Al momento della distribuzione di aiuti, vaccini e altre necessità sanitarie accorrono in tanti. Non solo i dispersi dalle aree di Saada, che oggi vivono nei campi; ma anche coloro che sono autoctoni ma che non si possono muovere e dunque non hanno accesso sanitario.
Molti si presentano alle unità mobili per la prima volta e credono di non avere un problema vero e proprio. Poi ne realizzano la gravità e si convincono a tentare il tentabile per raggiungere Khamer.
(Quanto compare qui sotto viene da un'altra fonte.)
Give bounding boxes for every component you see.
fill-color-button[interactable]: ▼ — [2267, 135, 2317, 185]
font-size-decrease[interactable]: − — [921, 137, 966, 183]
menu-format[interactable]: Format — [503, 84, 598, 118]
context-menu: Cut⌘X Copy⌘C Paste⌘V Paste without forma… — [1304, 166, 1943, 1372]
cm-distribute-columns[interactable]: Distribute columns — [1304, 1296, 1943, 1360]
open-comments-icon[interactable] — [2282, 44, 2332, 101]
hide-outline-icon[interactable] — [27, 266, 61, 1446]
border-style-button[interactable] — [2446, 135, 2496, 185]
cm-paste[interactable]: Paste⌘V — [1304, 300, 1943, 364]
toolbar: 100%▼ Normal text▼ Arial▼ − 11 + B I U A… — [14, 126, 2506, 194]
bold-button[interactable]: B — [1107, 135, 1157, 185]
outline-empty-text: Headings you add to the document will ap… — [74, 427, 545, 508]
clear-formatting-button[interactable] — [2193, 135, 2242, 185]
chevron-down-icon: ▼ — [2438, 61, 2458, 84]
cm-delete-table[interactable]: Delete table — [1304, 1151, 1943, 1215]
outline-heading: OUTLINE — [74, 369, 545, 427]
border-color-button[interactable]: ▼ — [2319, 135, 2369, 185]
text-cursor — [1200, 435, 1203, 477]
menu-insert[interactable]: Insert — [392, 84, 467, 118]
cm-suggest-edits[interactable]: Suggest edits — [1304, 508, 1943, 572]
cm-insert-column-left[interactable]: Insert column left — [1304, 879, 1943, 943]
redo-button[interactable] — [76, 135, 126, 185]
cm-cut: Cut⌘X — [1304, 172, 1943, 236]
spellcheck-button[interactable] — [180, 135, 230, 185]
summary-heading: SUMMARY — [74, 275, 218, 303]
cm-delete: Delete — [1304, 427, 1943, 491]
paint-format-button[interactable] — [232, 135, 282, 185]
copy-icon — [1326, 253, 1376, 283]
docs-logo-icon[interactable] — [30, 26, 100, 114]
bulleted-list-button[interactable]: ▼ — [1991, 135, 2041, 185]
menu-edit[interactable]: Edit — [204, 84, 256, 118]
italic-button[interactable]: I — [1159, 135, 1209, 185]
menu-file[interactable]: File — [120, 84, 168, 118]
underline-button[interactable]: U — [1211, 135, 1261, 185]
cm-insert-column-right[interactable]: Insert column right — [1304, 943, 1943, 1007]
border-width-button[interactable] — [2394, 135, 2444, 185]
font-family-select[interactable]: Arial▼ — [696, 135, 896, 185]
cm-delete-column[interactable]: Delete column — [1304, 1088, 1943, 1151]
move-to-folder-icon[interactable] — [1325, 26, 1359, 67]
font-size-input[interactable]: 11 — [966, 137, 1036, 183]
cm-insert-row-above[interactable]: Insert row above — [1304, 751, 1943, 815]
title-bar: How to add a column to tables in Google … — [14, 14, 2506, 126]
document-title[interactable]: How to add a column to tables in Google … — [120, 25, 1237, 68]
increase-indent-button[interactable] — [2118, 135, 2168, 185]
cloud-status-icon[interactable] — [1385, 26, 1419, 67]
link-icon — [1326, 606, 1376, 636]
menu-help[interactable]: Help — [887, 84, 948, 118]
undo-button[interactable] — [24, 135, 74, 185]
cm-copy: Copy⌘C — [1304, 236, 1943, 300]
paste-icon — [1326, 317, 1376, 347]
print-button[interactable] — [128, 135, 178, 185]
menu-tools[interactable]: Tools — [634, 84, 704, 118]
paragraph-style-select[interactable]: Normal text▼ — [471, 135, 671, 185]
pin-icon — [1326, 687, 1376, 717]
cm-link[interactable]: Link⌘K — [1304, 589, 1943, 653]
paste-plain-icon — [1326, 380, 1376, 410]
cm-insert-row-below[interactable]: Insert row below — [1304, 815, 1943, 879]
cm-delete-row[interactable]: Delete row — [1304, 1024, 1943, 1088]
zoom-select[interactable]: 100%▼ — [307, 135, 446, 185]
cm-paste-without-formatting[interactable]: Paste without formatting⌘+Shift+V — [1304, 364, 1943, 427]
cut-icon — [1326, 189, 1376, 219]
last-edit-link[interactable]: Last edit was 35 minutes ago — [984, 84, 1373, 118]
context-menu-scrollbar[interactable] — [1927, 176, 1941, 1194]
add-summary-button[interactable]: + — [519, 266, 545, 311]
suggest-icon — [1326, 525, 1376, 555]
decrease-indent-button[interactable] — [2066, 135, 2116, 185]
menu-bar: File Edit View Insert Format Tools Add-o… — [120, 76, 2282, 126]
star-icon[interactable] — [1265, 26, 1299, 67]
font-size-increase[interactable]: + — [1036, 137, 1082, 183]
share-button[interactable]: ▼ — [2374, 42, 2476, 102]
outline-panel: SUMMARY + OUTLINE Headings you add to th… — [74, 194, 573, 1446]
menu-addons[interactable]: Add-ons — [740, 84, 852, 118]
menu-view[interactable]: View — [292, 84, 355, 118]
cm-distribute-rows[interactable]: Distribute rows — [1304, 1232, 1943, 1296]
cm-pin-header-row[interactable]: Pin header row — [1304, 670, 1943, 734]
Come Arwa, che ha avuto la settima bambina e da quando è nata non riesce ad allattarla, né al seno né con il biberon. Arwa non capiva. Poi se n’è accorta facendola visitare: la piccola ha una strana malformazione in bocca che le fa male e non l’aiuta a mangiare.
A Khamer le hanno dato almeno delle flebo nutrizionali. Forse la figlia di Arwa ce la farà, dicono i medici. Per ora, la piccola fa l’unica cosa che può per farsi sentire: piange fortissimo.